Węgierskie leczo, azerbejdżańska herbata, litewskie kiełbasy i kiszka ziemniaczana, chleby z Podlasia, turecka chałwa, prawdziwy paprykarz szczeciński - z łososia i dorsza, piwa, wina, wódki, kwasy chlebowe, sery. Przysłowiowe mydło i powidło. Wyroby rękodzieła artystycznego, porcelana, biżuteria, dewocjonalia. Jarmark z prawdziwego zdarzenia i pełną gębą - dosłownie i w przenośni.
Od czwartku trwa w Szczecinie Jarmark Jakubowy. Wokół katedry swoje produkty prezentuje ponad dwustu pięćdziesięciu wystawców. Ich stoiska są ustawione wzdłuż ulic: Staromłyńskiej, Grodzkiej i przy pl. Orła Białego. Na mieszkańców Szczecina i turystów, których tłumy krążą miedzy straganami, oprócz oferty wystawowej czekają także inne atrakcje m.in. występy zespołów ludowych z regionu. Można także zwiedzać katedrę z przewodnikiem oraz Pałac pod Globusem. Jarmark jest czynny do wieczora. Z ofertą wystawców będzie się można jeszcze zapoznać w niedzielę 28 lipca.
Organizatorami wydarzenia są Fundacja Dzieło Świętego Jakuba i parafia katedralna.
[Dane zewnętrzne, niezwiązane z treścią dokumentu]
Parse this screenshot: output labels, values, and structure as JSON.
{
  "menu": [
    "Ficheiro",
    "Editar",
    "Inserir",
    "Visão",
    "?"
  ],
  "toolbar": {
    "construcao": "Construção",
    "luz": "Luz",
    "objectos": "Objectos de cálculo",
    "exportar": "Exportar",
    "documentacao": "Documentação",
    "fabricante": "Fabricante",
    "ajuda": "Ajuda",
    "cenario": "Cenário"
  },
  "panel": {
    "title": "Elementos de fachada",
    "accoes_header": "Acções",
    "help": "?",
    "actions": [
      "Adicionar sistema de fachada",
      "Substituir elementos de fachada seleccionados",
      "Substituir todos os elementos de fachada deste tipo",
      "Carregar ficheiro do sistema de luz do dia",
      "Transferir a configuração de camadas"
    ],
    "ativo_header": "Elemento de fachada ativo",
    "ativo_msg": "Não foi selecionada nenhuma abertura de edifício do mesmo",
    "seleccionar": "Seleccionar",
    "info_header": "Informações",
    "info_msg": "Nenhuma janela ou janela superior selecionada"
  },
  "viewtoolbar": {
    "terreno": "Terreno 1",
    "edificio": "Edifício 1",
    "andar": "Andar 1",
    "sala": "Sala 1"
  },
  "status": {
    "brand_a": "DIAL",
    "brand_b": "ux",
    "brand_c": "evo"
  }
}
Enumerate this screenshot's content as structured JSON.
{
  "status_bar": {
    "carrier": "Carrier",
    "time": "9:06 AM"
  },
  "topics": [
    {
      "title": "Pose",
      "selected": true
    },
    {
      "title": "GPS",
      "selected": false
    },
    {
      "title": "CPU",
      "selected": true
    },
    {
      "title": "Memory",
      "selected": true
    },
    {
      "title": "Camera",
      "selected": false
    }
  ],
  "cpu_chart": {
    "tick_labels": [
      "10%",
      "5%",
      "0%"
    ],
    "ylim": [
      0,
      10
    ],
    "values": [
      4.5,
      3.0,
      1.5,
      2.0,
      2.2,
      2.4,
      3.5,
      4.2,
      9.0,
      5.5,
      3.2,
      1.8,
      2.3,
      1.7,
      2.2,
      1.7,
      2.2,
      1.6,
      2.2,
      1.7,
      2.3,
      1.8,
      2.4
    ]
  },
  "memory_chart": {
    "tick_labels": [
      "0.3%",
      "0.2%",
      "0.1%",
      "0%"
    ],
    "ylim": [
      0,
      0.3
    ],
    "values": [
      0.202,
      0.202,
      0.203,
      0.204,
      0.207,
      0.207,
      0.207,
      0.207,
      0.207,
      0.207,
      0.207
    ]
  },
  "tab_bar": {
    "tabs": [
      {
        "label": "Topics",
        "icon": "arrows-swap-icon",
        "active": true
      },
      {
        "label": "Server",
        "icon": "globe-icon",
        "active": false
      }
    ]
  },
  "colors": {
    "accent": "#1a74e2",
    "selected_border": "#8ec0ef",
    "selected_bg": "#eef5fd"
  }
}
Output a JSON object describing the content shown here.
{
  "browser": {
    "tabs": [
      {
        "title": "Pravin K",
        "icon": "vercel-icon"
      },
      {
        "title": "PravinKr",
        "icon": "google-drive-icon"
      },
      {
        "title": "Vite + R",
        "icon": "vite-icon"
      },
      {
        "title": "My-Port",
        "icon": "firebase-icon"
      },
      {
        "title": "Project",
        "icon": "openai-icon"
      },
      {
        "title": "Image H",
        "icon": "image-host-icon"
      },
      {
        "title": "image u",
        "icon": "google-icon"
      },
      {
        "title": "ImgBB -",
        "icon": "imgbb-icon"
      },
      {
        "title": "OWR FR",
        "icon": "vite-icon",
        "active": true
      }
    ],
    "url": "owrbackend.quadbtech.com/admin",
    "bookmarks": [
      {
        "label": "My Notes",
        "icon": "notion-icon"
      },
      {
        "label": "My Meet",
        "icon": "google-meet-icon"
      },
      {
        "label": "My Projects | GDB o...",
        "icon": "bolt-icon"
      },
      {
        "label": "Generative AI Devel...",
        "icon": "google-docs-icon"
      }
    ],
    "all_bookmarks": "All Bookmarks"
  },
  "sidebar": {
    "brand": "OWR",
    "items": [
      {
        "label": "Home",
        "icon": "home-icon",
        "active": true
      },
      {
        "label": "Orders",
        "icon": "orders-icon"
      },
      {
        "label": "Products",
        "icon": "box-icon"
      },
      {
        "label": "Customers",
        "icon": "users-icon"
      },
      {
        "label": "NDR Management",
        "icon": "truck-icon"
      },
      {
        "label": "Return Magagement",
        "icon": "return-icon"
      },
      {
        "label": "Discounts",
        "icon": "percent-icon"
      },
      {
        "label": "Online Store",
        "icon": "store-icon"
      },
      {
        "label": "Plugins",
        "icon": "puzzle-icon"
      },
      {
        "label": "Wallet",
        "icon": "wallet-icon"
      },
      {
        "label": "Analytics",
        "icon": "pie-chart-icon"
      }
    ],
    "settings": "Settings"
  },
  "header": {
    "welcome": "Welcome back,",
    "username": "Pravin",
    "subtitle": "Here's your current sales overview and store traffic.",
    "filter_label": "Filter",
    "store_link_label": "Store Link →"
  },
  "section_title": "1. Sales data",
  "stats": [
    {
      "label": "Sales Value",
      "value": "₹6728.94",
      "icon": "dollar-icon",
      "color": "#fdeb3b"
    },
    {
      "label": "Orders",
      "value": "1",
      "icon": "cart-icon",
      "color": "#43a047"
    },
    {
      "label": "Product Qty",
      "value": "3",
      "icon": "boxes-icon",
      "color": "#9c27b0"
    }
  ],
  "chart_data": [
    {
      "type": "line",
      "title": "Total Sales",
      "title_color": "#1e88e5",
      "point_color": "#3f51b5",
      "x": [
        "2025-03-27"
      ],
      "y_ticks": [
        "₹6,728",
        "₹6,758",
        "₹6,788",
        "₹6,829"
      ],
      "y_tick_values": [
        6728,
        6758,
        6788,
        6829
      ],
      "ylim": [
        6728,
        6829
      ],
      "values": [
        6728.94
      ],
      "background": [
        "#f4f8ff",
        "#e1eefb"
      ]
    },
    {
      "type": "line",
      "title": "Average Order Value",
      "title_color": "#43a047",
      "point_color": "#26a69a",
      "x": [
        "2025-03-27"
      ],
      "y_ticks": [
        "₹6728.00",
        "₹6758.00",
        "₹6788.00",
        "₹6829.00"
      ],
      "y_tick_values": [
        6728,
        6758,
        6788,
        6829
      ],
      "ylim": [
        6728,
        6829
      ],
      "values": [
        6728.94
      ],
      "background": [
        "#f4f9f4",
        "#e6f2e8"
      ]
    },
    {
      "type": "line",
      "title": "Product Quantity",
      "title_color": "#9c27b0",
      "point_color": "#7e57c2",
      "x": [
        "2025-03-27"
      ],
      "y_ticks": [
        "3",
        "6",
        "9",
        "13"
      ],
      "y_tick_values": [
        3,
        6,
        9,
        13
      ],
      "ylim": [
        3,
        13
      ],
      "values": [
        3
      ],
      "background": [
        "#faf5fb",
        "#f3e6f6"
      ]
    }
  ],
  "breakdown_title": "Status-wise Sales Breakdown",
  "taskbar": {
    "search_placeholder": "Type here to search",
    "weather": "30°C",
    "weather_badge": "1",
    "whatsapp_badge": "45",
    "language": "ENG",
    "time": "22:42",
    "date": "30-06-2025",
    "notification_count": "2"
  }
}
Uwaga kierowcy! Do niedzieli do godz. 23 obowiązuje czasowa organizacja ruchu. Zamknięte dla ruchu samochodowego są: ul. Grodzka na odcinku od ul. Tkackiej do ul. Kuśnierskiej, ul. Staromłyńska od ul. Grodzkiej do ul. Koński Kierat i pl. Orła Białego.